Bouffée d'air frais libanaise



Notre-Dame du Liban - Harissa

Après quatre semaines intenses de travail à la fac, voilà arriver une semaine de repos bien méritée, la charge de travail devenant assez significative pour quelqu’un n’ayant pas grandi dans un univers arabophone.

A ceux qui ne l’auraient pas remarqué lors de la publication de ce post, le Liban et particulièrement Beyrouth font l’objet d’un certain enthousiasme chez moi. Pour ceux qui s’inquièteraient, il y a eu certes quelques troubles la semaine dernière au Liban qui ont été vite maîtrisés. Les libanais continuent de faire la fête, c’est d’ailleurs un signe plutôt encourageant.
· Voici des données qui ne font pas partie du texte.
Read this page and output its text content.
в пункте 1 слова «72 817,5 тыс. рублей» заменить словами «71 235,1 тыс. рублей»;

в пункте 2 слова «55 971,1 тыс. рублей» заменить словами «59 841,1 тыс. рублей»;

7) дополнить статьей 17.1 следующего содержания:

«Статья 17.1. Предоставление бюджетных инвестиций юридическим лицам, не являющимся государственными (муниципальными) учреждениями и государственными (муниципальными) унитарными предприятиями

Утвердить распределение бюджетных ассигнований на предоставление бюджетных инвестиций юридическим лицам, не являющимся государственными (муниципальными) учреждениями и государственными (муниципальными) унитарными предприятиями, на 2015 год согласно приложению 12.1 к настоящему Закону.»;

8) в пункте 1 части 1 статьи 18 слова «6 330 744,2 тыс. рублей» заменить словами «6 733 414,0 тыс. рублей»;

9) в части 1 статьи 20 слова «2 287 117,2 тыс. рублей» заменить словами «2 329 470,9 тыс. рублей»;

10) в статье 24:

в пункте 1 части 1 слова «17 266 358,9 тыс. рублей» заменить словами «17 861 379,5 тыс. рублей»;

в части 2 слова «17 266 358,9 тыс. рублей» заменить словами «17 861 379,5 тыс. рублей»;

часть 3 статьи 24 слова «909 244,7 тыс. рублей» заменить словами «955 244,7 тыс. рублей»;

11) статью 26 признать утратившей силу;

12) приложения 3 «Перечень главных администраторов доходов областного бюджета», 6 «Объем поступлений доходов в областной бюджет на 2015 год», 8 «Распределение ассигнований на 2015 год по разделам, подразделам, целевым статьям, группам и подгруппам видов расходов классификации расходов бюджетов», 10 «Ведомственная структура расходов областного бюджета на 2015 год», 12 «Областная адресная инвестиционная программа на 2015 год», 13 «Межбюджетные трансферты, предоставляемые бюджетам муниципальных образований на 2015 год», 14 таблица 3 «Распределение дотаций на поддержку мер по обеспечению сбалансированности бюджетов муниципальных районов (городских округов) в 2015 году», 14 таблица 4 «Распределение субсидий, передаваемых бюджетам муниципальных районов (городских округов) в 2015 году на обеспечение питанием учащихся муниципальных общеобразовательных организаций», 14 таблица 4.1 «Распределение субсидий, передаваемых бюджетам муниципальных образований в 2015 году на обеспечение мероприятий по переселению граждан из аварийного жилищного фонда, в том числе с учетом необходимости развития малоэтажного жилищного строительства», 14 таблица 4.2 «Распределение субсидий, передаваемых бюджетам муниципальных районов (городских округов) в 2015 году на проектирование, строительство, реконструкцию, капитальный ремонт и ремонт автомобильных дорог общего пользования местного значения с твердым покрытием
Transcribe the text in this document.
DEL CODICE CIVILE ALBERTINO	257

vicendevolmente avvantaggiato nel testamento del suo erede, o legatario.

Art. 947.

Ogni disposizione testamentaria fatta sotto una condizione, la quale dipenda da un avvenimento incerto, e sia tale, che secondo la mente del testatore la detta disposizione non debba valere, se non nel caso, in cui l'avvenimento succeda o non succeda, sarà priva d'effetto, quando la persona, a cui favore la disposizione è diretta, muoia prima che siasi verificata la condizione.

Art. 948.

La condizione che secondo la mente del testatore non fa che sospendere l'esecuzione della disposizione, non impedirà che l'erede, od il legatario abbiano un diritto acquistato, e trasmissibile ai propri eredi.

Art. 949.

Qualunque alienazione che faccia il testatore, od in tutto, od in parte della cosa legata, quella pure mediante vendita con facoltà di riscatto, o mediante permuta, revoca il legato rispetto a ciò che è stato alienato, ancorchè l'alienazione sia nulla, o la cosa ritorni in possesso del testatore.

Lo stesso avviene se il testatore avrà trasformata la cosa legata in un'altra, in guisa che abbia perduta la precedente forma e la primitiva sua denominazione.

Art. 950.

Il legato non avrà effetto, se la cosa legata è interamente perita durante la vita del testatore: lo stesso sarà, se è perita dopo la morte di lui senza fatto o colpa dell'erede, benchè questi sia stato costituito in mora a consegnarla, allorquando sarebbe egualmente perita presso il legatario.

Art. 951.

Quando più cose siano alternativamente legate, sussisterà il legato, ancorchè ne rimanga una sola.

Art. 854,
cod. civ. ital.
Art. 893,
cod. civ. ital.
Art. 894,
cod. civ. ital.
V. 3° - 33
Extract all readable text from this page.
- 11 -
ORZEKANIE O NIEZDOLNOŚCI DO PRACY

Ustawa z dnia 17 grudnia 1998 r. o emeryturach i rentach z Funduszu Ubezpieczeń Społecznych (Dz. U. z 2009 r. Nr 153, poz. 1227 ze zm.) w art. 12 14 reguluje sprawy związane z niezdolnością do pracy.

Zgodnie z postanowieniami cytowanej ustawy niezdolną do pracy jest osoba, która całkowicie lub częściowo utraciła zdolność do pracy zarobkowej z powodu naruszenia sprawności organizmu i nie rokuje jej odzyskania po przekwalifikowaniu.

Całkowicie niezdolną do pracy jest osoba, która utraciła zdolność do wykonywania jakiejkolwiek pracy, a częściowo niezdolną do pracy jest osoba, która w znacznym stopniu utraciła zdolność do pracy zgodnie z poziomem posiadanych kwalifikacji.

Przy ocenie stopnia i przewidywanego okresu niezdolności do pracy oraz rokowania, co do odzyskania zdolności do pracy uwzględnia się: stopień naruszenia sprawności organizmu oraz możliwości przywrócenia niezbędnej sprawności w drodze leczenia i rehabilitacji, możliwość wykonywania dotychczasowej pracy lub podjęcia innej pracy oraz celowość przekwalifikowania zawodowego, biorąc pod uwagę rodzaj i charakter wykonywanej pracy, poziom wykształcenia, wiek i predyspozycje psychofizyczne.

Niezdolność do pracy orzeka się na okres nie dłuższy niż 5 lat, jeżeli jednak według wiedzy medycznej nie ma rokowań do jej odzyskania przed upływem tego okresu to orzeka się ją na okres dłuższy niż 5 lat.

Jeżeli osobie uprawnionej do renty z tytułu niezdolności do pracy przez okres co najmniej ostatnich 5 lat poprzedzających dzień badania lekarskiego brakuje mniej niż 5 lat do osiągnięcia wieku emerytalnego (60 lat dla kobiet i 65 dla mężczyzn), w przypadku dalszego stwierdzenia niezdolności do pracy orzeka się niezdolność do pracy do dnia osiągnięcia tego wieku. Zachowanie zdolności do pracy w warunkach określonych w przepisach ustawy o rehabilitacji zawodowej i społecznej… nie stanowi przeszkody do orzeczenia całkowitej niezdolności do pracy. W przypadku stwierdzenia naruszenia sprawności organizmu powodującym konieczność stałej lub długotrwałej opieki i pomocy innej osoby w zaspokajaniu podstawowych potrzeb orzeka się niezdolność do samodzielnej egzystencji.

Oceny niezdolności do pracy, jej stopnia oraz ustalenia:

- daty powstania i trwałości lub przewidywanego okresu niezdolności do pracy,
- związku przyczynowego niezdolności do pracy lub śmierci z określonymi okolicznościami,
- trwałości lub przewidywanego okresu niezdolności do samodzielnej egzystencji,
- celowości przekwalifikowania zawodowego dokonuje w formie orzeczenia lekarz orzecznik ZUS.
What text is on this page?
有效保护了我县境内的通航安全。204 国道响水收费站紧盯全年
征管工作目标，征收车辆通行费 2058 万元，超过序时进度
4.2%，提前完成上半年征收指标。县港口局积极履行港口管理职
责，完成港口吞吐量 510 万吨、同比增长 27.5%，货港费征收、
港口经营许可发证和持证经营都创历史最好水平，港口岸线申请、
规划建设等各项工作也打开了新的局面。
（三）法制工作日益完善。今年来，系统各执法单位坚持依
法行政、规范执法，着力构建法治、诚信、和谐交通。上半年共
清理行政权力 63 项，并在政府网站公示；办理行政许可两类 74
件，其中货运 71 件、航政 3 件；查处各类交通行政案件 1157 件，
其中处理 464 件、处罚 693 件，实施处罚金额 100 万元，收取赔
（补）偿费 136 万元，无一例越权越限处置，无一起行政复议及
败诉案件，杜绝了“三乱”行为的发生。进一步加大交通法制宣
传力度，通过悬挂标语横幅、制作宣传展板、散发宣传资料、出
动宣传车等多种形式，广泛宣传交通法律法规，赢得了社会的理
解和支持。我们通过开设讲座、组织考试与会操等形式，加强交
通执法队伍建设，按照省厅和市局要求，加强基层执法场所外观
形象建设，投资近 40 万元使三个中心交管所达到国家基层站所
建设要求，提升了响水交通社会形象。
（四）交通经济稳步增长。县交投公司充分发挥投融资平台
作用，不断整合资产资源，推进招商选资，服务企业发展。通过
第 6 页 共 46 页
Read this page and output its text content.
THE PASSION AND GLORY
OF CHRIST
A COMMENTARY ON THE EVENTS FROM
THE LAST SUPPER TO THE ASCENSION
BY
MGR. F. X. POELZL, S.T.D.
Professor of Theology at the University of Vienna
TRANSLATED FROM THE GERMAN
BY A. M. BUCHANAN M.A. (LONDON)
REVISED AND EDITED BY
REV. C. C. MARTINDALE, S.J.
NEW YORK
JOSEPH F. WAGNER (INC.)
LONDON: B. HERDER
Y aller en venant de Damas apporte une grande bouffée d’air frais. Je peux y ressortir mes tenues inspirées des minettes parisiennes sans avoir trop de soucis, les libanaises ayant quant à elles une manière de s’habiller incomparable. Beyrouth, c’est retrouver un air d’occident malgré ses aspects chaotiques, c’est savoir que l’on peut se départir des codes de vie instaurés à Damas et qui parfois peuvent peser. Et qui pèsent particulièrement en ce moment. A ce propos, il se peut que la tenue de ce blog soit perturbée par quelques problèmes techniques de connexion à Internet. Il n’est en effet plus possible d’accéder à certains sites, dont celui qui héberge ce blog. L’ambiance damascène est assez étrange ces derniers temps.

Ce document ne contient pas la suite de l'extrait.